Я попросил ее впредь всегда об этом помнить, когда она будет омывать свое тело в моей мраморной посудине.
Она обещала как то, так и другое, и мы уже собрались было попрощаться, как вдруг я слышу, что она, словно бы припомнив в последнюю минуту говорит:
– Вильям умер.
– Господи Иисусе! – воскликнул я, и так как не знал, что следует говорить по случаю кончины игуаны, то привел в свое оправдание длиннющий хвост у будки и быстро повесил трубку.
Мне стоило больших усилий не представлять себе жутких картин и не ощущать столь же жуткого зловония, и я не мог вовремя притормозить мысль о том, что окоченевшая игуана неприятна в той же степени, как и теплая. Я позволил себе выпить еще бутылку пива и наконец в довольно поздний час погрузился в сон.

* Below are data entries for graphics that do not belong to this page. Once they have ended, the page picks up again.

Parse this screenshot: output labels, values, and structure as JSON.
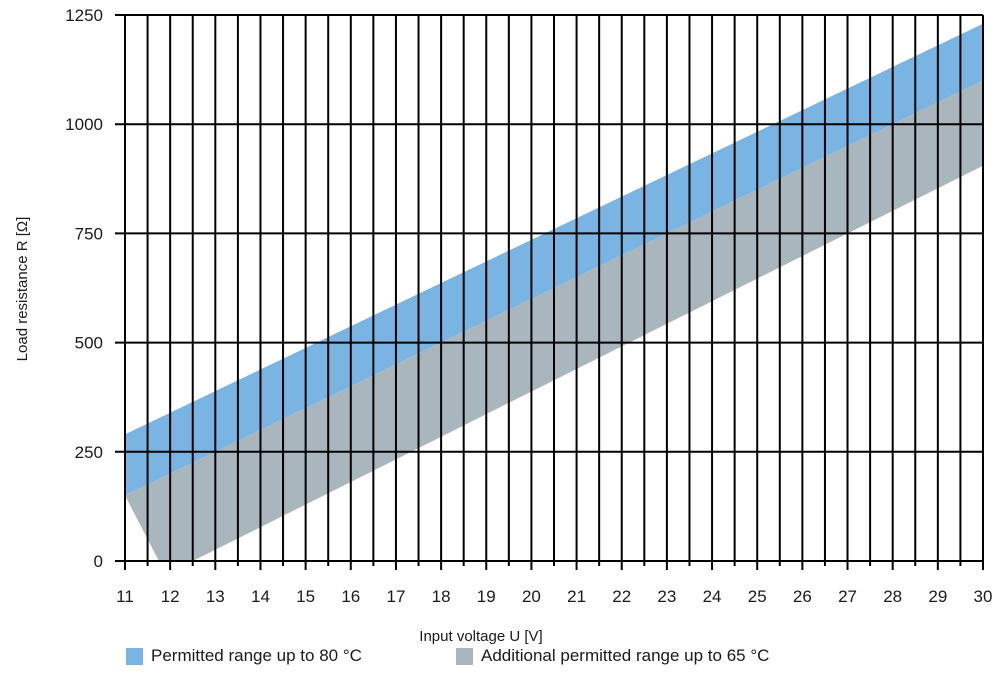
{
  "chart_data": {
    "type": "area",
    "xlabel": "Input voltage U [V]",
    "ylabel": "Load resistance R [Ω]",
    "x_ticks": [
      11,
      12,
      13,
      14,
      15,
      16,
      17,
      18,
      19,
      20,
      21,
      22,
      23,
      24,
      25,
      26,
      27,
      28,
      29,
      30
    ],
    "y_ticks": [
      0,
      250,
      500,
      750,
      1000,
      1250
    ],
    "xlim": [
      11,
      30
    ],
    "ylim": [
      0,
      1250
    ],
    "grid": true,
    "legend_position": "bottom",
    "series": [
      {
        "name": "Permitted range up to 80 °C",
        "color": "#7ab4e2",
        "upper": {
          "x": [
            11,
            30
          ],
          "y": [
            290,
            1230
          ]
        },
        "lower": {
          "x": [
            11,
            30
          ],
          "y": [
            150,
            1100
          ]
        }
      },
      {
        "name": "Additional permitted range up to 65 °C",
        "color": "#a9b6bd",
        "upper": {
          "x": [
            11,
            30
          ],
          "y": [
            150,
            1100
          ]
        },
        "lower": {
          "x": [
            11,
            11.75,
            12.5,
            30
          ],
          "y": [
            150,
            0,
            0,
            905
          ]
        }
      }
    ]
  }
}
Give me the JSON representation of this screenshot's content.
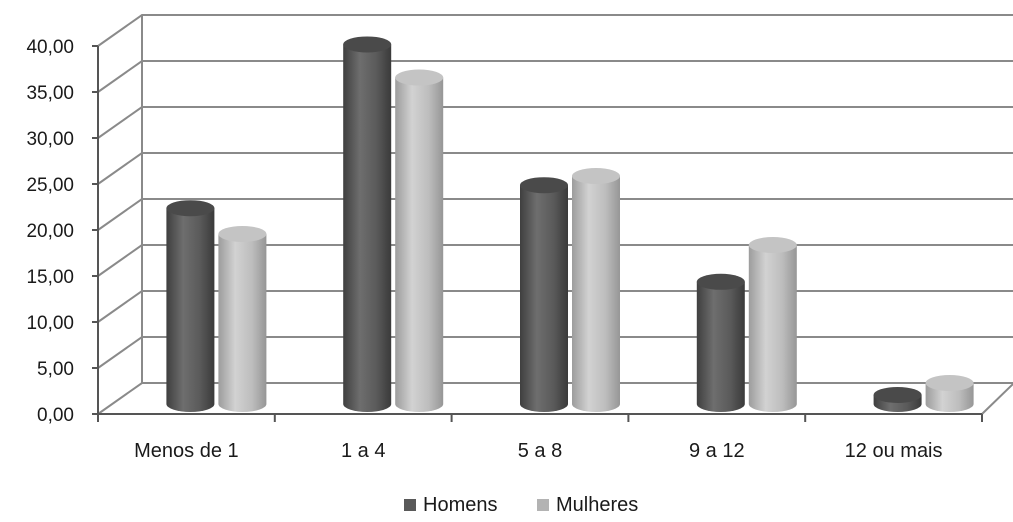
{
  "chart_data": {
    "type": "bar",
    "title": "",
    "xlabel": "",
    "ylabel": "",
    "categories": [
      "Menos de 1",
      "1 a 4",
      "5 a 8",
      "9 a 12",
      "12 ou mais"
    ],
    "series": [
      {
        "name": "Homens",
        "values": [
          21.5,
          39.3,
          24.0,
          13.5,
          1.2
        ]
      },
      {
        "name": "Mulheres",
        "values": [
          18.7,
          35.7,
          25.0,
          17.5,
          2.5
        ]
      }
    ],
    "ylim": [
      0,
      40
    ],
    "yticks": [
      "0,00",
      "5,00",
      "10,00",
      "15,00",
      "20,00",
      "25,00",
      "30,00",
      "35,00",
      "40,00"
    ],
    "grid": true,
    "style": "3d-cylinder",
    "legend_position": "bottom",
    "colors": {
      "Homens": "#595959",
      "Mulheres": "#b3b3b3",
      "grid": "#8a8a8a",
      "axis": "#555555"
    }
  }
}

Завтракая, я все же еще надеялся, что Лена заблуждалась относительно условий поставки кафеля или что они в последнее время изменились. Я живу на четвертом этаже, а плитки в конце-то концов всего-навсего камни. И словно мне не довольно было тщетно надеяться на одно, я позволил себе надеяться на другое – что мой адрес может быть первым в маршрутном листе грузовика.
Он не был первым, а примерно – в той мере, в какой позволяла прихоть коллег из конторы стройматериалов, – одиннадцатым. Около полудня меня вытребовал из квартиры на лежащую где-то далеко внизу улицу некий трудяга – на нем была нарядная в светло-серо-голубую полоску рубаха, – предложил подписать документы с неведомым мне текстом и не проявил интереса к моему вопросу, какую сумму можно принять за основу наших переговоров.
Упаковки с кафелем они не то чтобы сбрасывали с грузовика лопатами, но кривая, по которой мой кафель приземлялся у входной двери, не могла быть более крутой, и по тому, как росла куча, я осознал, что в моей тесной квартире имеется на удивление обширная ванная комната.